If you don't stand for something, you will fall for anything. -- Malcolm X

I couldn't agree more, plt3012. Good for you for taking a stance guaranteed to prove unpopular but accurate here. It's not just the marathon bombings, look no further than the ruins of Lawrence, Brockton, Holyoke, Springfield etc. and Ted Kennedy's 1965 Immigration "Reform" law that opened the floodgates to immigrants from every third-world hellhole while slowing to a trickle immigration from the European countries whose sons and daughters made this country strong. At the time, Kennedy promised "our cities won't be flooded with a million immigrants a year." Please.

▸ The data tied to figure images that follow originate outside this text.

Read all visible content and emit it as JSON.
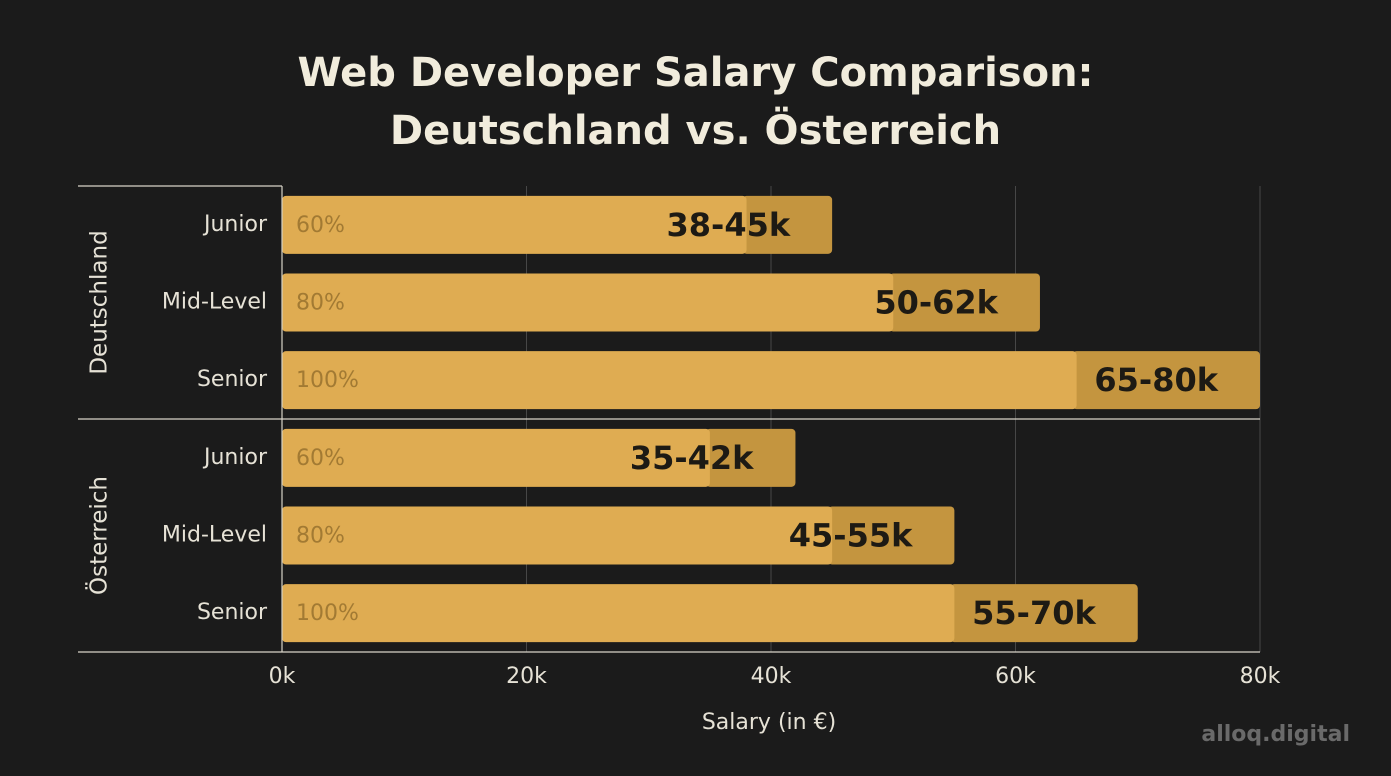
{
  "chart_data": {
    "type": "range-bar",
    "title": "Web Developer Salary Comparison: Deutschland vs. Österreich",
    "x_label": "Salary (in €)",
    "watermark": "alloq.digital",
    "xlim": [
      0,
      80
    ],
    "xticks": [
      {
        "value": 0,
        "label": "0k"
      },
      {
        "value": 20,
        "label": "20k"
      },
      {
        "value": 40,
        "label": "40k"
      },
      {
        "value": 60,
        "label": "60k"
      },
      {
        "value": 80,
        "label": "80k"
      }
    ],
    "grid": true,
    "color": "#dfac52",
    "range_color": "#c4953f",
    "groups": [
      {
        "name": "Deutschland",
        "categories": [
          "Junior",
          "Mid-Level",
          "Senior"
        ],
        "low": [
          38,
          50,
          65
        ],
        "high": [
          45,
          62,
          80
        ],
        "value_labels": [
          "38-45k",
          "50-62k",
          "65-80k"
        ],
        "percent": [
          60,
          80,
          100
        ],
        "percent_labels": [
          "60%",
          "80%",
          "100%"
        ]
      },
      {
        "name": "Österreich",
        "categories": [
          "Junior",
          "Mid-Level",
          "Senior"
        ],
        "low": [
          35,
          45,
          55
        ],
        "high": [
          42,
          55,
          70
        ],
        "value_labels": [
          "35-42k",
          "45-55k",
          "55-70k"
        ],
        "percent": [
          60,
          80,
          100
        ],
        "percent_labels": [
          "60%",
          "80%",
          "100%"
        ]
      }
    ]
  }
}
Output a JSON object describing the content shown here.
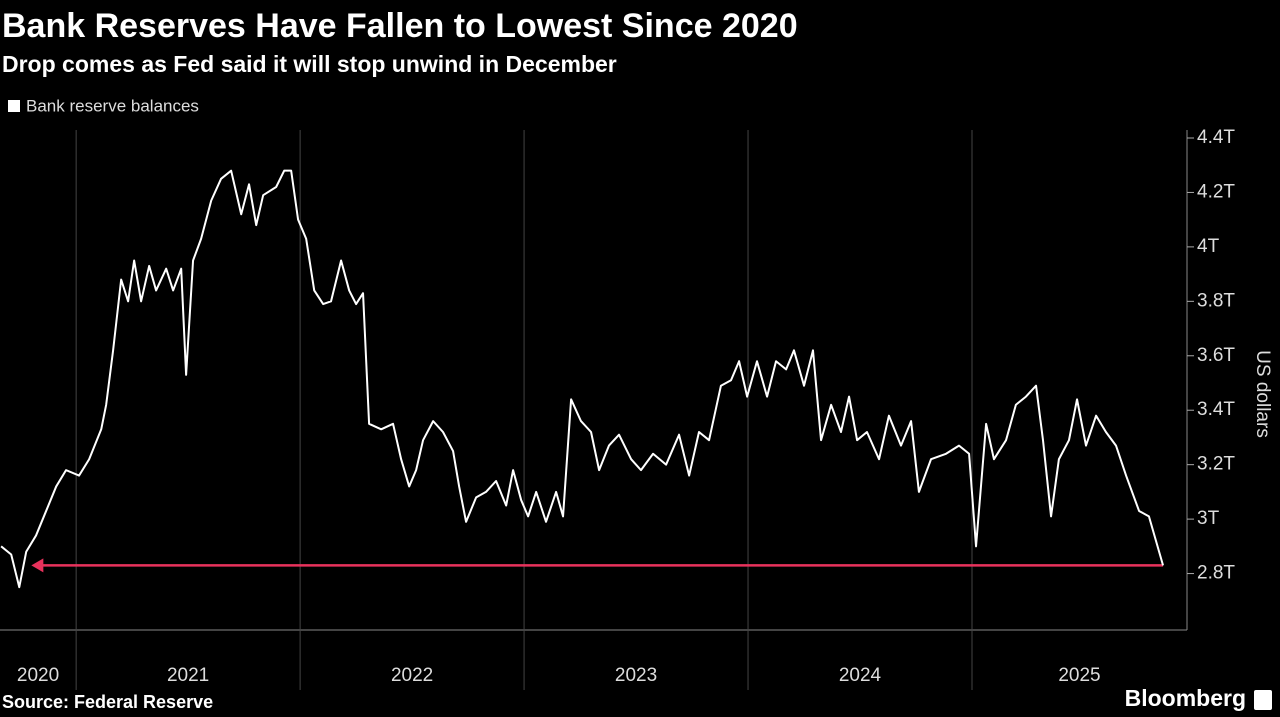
{
  "chart_data": {
    "type": "line",
    "title": "Bank Reserves Have Fallen to Lowest Since 2020",
    "subtitle": "Drop comes as Fed said it will stop unwind in December",
    "y_axis_label": "US dollars",
    "source": "Source: Federal Reserve",
    "brand": "Bloomberg",
    "xlim": [
      2020.66,
      2025.96
    ],
    "xticks": [
      2020,
      2021,
      2022,
      2023,
      2024,
      2025
    ],
    "ylim": [
      2.6,
      4.4
    ],
    "yticks": [
      {
        "value": 2.8,
        "label": "2.8T"
      },
      {
        "value": 3,
        "label": "3T"
      },
      {
        "value": 3.2,
        "label": "3.2T"
      },
      {
        "value": 3.4,
        "label": "3.4T"
      },
      {
        "value": 3.6,
        "label": "3.6T"
      },
      {
        "value": 3.8,
        "label": "3.8T"
      },
      {
        "value": 4,
        "label": "4T"
      },
      {
        "value": 4.2,
        "label": "4.2T"
      },
      {
        "value": 4.4,
        "label": "4.4T"
      }
    ],
    "grid": true,
    "arrow": {
      "from": 2025.853,
      "to": 2020.8,
      "value": 2.83,
      "color": "#e8325c"
    },
    "series": [
      {
        "name": "Bank reserve balances",
        "color": "#ffffff",
        "x": [
          2020.665,
          2020.71,
          2020.746,
          2020.777,
          2020.821,
          2020.866,
          2020.911,
          2020.955,
          2021.013,
          2021.058,
          2021.112,
          2021.134,
          2021.165,
          2021.201,
          2021.232,
          2021.259,
          2021.29,
          2021.326,
          2021.357,
          2021.402,
          2021.433,
          2021.469,
          2021.491,
          2021.522,
          2021.558,
          2021.603,
          2021.647,
          2021.692,
          2021.737,
          2021.772,
          2021.804,
          2021.835,
          2021.893,
          2021.929,
          2021.96,
          2021.991,
          2022.027,
          2022.063,
          2022.103,
          2022.138,
          2022.183,
          2022.219,
          2022.25,
          2022.281,
          2022.308,
          2022.362,
          2022.415,
          2022.451,
          2022.487,
          2022.518,
          2022.549,
          2022.594,
          2022.638,
          2022.683,
          2022.71,
          2022.741,
          2022.786,
          2022.83,
          2022.875,
          2022.92,
          2022.951,
          2022.987,
          2023.018,
          2023.054,
          2023.098,
          2023.143,
          2023.174,
          2023.21,
          2023.254,
          2023.299,
          2023.335,
          2023.379,
          2023.424,
          2023.478,
          2023.522,
          2023.576,
          2023.634,
          2023.692,
          2023.737,
          2023.781,
          2023.826,
          2023.879,
          2023.924,
          2023.96,
          2023.996,
          2024.04,
          2024.085,
          2024.125,
          2024.17,
          2024.205,
          2024.25,
          2024.29,
          2024.326,
          2024.371,
          2024.415,
          2024.451,
          2024.487,
          2024.531,
          2024.585,
          2024.629,
          2024.683,
          2024.728,
          2024.763,
          2024.817,
          2024.884,
          2024.942,
          2024.987,
          2025.018,
          2025.063,
          2025.098,
          2025.152,
          2025.196,
          2025.241,
          2025.286,
          2025.317,
          2025.353,
          2025.388,
          2025.433,
          2025.469,
          2025.509,
          2025.554,
          2025.598,
          2025.643,
          2025.688,
          2025.746,
          2025.79,
          2025.853
        ],
        "values": [
          2.9,
          2.87,
          2.75,
          2.88,
          2.94,
          3.03,
          3.12,
          3.18,
          3.16,
          3.22,
          3.33,
          3.42,
          3.62,
          3.88,
          3.8,
          3.95,
          3.8,
          3.93,
          3.84,
          3.92,
          3.84,
          3.92,
          3.53,
          3.95,
          4.03,
          4.17,
          4.25,
          4.28,
          4.12,
          4.23,
          4.08,
          4.19,
          4.22,
          4.28,
          4.28,
          4.1,
          4.03,
          3.84,
          3.79,
          3.8,
          3.95,
          3.84,
          3.79,
          3.83,
          3.35,
          3.33,
          3.35,
          3.22,
          3.12,
          3.18,
          3.29,
          3.36,
          3.32,
          3.25,
          3.12,
          2.99,
          3.08,
          3.1,
          3.14,
          3.05,
          3.18,
          3.07,
          3.01,
          3.1,
          2.99,
          3.1,
          3.01,
          3.44,
          3.36,
          3.32,
          3.18,
          3.27,
          3.31,
          3.22,
          3.18,
          3.24,
          3.2,
          3.31,
          3.16,
          3.32,
          3.29,
          3.49,
          3.51,
          3.58,
          3.45,
          3.58,
          3.45,
          3.58,
          3.55,
          3.62,
          3.49,
          3.62,
          3.29,
          3.42,
          3.32,
          3.45,
          3.29,
          3.32,
          3.22,
          3.38,
          3.27,
          3.36,
          3.1,
          3.22,
          3.24,
          3.27,
          3.24,
          2.9,
          3.35,
          3.22,
          3.29,
          3.42,
          3.45,
          3.49,
          3.29,
          3.01,
          3.22,
          3.29,
          3.44,
          3.27,
          3.38,
          3.32,
          3.27,
          3.16,
          3.03,
          3.01,
          2.83
        ]
      }
    ]
  }
}
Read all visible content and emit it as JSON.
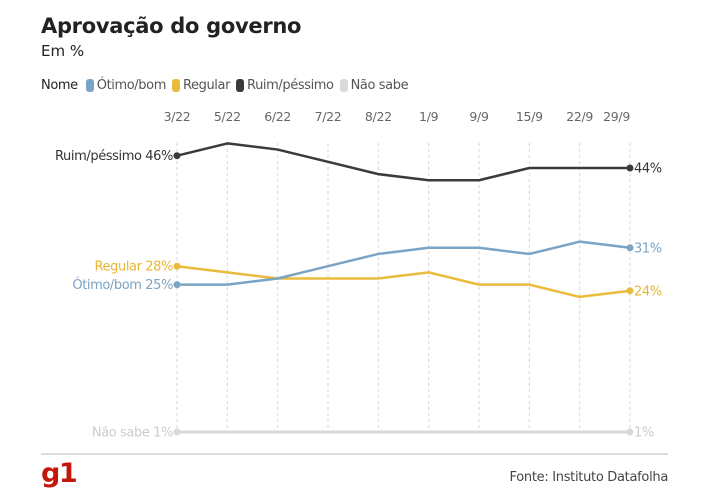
{
  "header": {
    "title": "Aprovação do governo",
    "subtitle": "Em %"
  },
  "legend": {
    "title": "Nome",
    "items": [
      {
        "label": "Ótimo/bom",
        "color": "#7ba3c4"
      },
      {
        "label": "Regular",
        "color": "#eabb3c"
      },
      {
        "label": "Ruim/péssimo",
        "color": "#3b3b3b"
      },
      {
        "label": "Não sabe",
        "color": "#d9d9d9"
      }
    ]
  },
  "footer": {
    "logo": "g1",
    "logo_color": "#c4170c",
    "source": "Fonte: Instituto Datafolha"
  },
  "chart_data": {
    "type": "line",
    "title": "Aprovação do governo",
    "subtitle": "Em %",
    "xlabel": "",
    "ylabel": "%",
    "x": [
      "3/22",
      "5/22",
      "6/22",
      "7/22",
      "8/22",
      "1/9",
      "9/9",
      "15/9",
      "22/9",
      "29/9"
    ],
    "ylim": [
      1,
      48
    ],
    "grid": "vertical dashed",
    "legend_position": "top-left",
    "series": [
      {
        "name": "Ruim/péssimo",
        "color": "#3b3b3b",
        "label_color": "#333333",
        "values": [
          46,
          48,
          47,
          45,
          43,
          42,
          42,
          44,
          44,
          44
        ],
        "start_label": "Ruim/péssimo 46%",
        "end_label": "44%"
      },
      {
        "name": "Ótimo/bom",
        "color": "#7ba3c4",
        "label_color": "#7ba3c4",
        "values": [
          25,
          25,
          26,
          28,
          30,
          31,
          31,
          30,
          32,
          31
        ],
        "start_label": "Ótimo/bom 25%",
        "end_label": "31%"
      },
      {
        "name": "Regular",
        "color": "#eabb3c",
        "label_color": "#e8b533",
        "values": [
          28,
          27,
          26,
          26,
          26,
          27,
          25,
          25,
          23,
          24
        ],
        "start_label": "Regular 28%",
        "end_label": "24%"
      },
      {
        "name": "Não sabe",
        "color": "#d9d9d9",
        "label_color": "#cccccc",
        "values": [
          1,
          1,
          1,
          1,
          1,
          1,
          1,
          1,
          1,
          1
        ],
        "start_label": "Não sabe 1%",
        "end_label": "1%"
      }
    ]
  }
}
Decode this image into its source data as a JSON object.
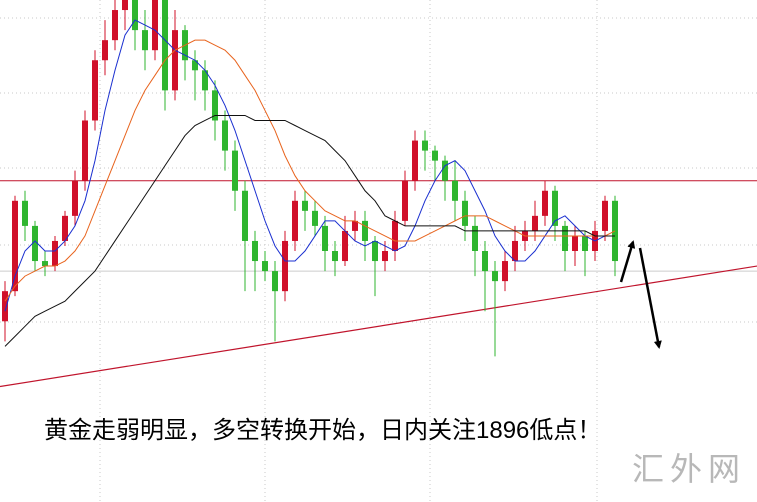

As for Timothy McVeigh and Terry Nichols being domestic terrorists acting without Muslim help, hogwash! Ironically, the so-called third terrorist, who credible witnesses saw with McVeigh in Oklahoma city just before the bombing, was most recently in the news smashing a bottle over someone's head in, of all places, Quincy. Of course, despite initial FBI radio broadcasts of a Muslim suspect leaving the scene in Oklahoma, the Iraqi connection didn't fit Bill Clinton's foreign policy narrative and the case was suddenly dropped. Thank God reporter Jayna Davis risked her career to pursue the Muslim connection.

up
Voting closed 0

Muslims are to blame for the death of the textile industry in the US and the demise of Lawrence, etc?

up
Voting closed 0

1. Islamaphobia
2. Xenophobia
3. Insane Conspiracy Theory

CONFIRMED TRIPLE CROWN WINNER!!!

up
Voting closed 0

I am certain I was aggressively tailgated many months ago in Quincy by an older Nissan car driven by younger bomber. Some Older guy was in passenger seat and they pulled up beside me and cussed me out. I followed them and called 911 and they ran red lights to get away. This was in Quincy. Any way to find out if anyone connected to these guys had older model Nissan Altima? Could not get license place. Car was white

up
Voting closed 0

Common Street in Quincy was a mess today with all of the news trucks camped out in front of his apartment building.